Writer Who Made ‘Doomsday’ Prediction for Sept. 23: ‘The World’s Not Ending’

Writer Who Made ‘Doomsday’ Prediction for Sept. 23: ‘The World’s Not Ending’
NASA said a "potentially hazardous asteroid" is on a “close approach” near Earth (NASA)
Epoch Newsroom
9/22/2017
Updated:
9/24/2017

David Meade, the writer who claimed that the world will end on Sept. 23 attempted to clarify his statement.

“The world is not ending, but the world as we know it is ending,” he told The Washington Post. “A major part of the world will not be the same the beginning of October.”

Meade made the doomsday prediction in his book “Planet X — The 2017 Arrival.” Earlier, he claimed “Planet Nibiru,” or “Planet X,” will hit the Earth. In the book, he said that Saturday would mark the start of a series of catastrophic events. Namely, the prophecies in the Book of Revelation will begin on that day.

Meade said that he made the prediction based on verses and numerical codes in the book while claiming that recent disasters like Hurricane Irma and Hurricane Harvey are bad omens.

NASA on Friday issued a statement about the Sept. 23 prediction.

“Various people are ‘predicting’ that world will end on September 23 when another planet collides with Earth,” the U.S. space agency said in a statement. “The planet in question, Nibiru, doesn’t exist, so there will be no collision. The story of Nibiru has been around for years (as has the ‘days of darkness’ tale) and is periodically recycled into new apocalyptic fables.”
Hurricane Harvey off the coast of Texas, from aboard the International Space Station in this Aug. 25, 2017. (NASA handout photo. NASA/Handout via Reuters)
Hurricane Harvey off the coast of Texas, from aboard the International Space Station in this Aug. 25, 2017. (NASA handout photo. NASA/Handout via Reuters)

NASA added: “Nibiru and other stories about wayward planets are an internet hoax. There is no factual basis for these claims. If Nibiru or Planet X were real and headed for an encounter with the Earth … astronomers would have been tracking it for at least the past decade, and it would be visible by now to the naked eye. Obviously, it does not exist.”

“Eris is real, but it is a dwarf planet similar to Pluto that will remain in the outer solar system; the closest it can come to Earth is about 4 billion miles.”
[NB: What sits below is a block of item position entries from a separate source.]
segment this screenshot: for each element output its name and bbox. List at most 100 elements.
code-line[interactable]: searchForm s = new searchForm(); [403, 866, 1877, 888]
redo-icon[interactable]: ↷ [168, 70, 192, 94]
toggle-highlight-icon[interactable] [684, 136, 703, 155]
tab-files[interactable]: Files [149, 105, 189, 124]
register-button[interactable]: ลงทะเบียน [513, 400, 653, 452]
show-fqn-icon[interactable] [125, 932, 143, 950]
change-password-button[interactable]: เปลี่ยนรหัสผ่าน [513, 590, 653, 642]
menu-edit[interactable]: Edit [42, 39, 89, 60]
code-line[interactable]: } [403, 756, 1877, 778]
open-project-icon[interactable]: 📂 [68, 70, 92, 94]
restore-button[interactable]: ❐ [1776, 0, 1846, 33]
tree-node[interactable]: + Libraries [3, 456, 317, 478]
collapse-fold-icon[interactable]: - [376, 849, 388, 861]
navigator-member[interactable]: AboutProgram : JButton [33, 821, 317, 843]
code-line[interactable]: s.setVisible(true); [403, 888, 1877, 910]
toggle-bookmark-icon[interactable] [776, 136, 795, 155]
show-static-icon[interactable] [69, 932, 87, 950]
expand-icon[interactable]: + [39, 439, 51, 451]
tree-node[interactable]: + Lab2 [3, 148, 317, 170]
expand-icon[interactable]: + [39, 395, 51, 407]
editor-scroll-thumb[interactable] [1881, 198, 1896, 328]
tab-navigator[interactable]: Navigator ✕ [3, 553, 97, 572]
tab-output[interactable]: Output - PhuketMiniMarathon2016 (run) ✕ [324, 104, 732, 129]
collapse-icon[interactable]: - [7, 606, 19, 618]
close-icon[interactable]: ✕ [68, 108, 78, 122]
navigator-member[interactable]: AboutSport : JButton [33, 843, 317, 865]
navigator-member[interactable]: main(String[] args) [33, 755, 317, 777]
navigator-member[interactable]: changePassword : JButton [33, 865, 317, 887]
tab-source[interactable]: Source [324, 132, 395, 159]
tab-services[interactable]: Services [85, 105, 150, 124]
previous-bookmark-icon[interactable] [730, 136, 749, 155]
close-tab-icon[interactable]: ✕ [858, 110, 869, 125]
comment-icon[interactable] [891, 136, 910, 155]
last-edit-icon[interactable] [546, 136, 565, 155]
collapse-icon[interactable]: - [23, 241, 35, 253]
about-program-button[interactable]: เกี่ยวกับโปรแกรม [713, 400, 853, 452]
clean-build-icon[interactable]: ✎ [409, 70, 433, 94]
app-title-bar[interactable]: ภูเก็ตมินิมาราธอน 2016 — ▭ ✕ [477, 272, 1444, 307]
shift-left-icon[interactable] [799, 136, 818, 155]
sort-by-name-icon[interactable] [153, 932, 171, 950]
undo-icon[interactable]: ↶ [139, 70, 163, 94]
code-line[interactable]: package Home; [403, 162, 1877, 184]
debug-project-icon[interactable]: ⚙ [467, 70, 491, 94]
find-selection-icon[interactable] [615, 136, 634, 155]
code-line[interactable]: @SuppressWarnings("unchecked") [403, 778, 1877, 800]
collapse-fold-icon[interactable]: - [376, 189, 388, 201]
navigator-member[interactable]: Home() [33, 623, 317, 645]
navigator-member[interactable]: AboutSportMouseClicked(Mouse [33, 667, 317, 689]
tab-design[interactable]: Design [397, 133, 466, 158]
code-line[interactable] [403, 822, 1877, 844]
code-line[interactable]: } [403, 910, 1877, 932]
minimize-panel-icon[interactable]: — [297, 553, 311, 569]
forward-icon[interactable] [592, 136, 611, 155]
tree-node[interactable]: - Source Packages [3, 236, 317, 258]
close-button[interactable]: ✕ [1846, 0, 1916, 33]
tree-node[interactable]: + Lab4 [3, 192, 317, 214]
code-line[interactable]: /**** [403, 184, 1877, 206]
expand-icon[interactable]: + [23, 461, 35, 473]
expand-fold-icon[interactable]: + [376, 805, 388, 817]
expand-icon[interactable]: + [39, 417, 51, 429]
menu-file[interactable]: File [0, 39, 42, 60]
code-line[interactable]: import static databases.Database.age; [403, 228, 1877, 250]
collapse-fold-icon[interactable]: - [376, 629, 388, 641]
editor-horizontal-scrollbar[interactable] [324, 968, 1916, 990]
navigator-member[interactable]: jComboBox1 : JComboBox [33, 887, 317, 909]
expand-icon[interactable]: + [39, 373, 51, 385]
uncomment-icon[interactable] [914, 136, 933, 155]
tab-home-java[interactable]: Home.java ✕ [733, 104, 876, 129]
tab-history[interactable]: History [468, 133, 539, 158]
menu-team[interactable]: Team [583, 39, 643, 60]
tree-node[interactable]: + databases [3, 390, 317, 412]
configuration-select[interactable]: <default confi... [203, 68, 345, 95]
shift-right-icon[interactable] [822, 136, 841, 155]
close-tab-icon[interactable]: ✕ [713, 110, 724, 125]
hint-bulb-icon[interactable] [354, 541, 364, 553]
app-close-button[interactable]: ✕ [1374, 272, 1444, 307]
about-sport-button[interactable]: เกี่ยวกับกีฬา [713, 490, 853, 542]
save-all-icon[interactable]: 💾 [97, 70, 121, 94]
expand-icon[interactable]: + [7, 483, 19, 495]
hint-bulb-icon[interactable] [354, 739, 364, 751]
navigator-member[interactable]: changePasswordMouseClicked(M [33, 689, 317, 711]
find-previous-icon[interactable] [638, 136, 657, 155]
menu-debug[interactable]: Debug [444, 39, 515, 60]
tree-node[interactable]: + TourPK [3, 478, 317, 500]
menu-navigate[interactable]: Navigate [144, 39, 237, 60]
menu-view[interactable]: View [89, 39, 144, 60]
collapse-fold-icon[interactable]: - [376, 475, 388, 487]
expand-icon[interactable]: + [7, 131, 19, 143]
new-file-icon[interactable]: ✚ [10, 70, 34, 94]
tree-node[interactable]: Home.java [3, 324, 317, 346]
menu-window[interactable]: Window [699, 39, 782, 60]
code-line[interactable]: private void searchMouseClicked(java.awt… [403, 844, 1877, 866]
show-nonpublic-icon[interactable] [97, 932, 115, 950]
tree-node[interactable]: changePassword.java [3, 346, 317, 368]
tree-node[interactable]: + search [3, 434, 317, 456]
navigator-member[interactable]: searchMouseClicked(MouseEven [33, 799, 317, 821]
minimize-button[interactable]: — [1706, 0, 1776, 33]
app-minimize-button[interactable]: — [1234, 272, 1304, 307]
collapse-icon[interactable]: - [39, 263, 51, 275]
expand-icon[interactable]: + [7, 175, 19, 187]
NASA, over the years, has said that Planet X doesn’t exist.

“It would be bright. It would be easily visible to the naked eye. If it were up there, you could see it. All of us could see it. … If Nibiru were real and it were a planet with a substantial mass, then it would already be perturbing the orbits of Mars and Earth. We would see changes in those orbits due to this rogue object coming in to the inner solar system,” NASA senior space scientist David Morrison said in a video about the alleged planet, according to the Post.

Some people claim that Nibiru is a brown dwarf star.

“Everything I’ve said would be worse with a massive object like a brown dwarf,” Morrison told the Post. “That would’ve been tracked by astronomers for a decade or more, and it would already have really affected planetary objects.”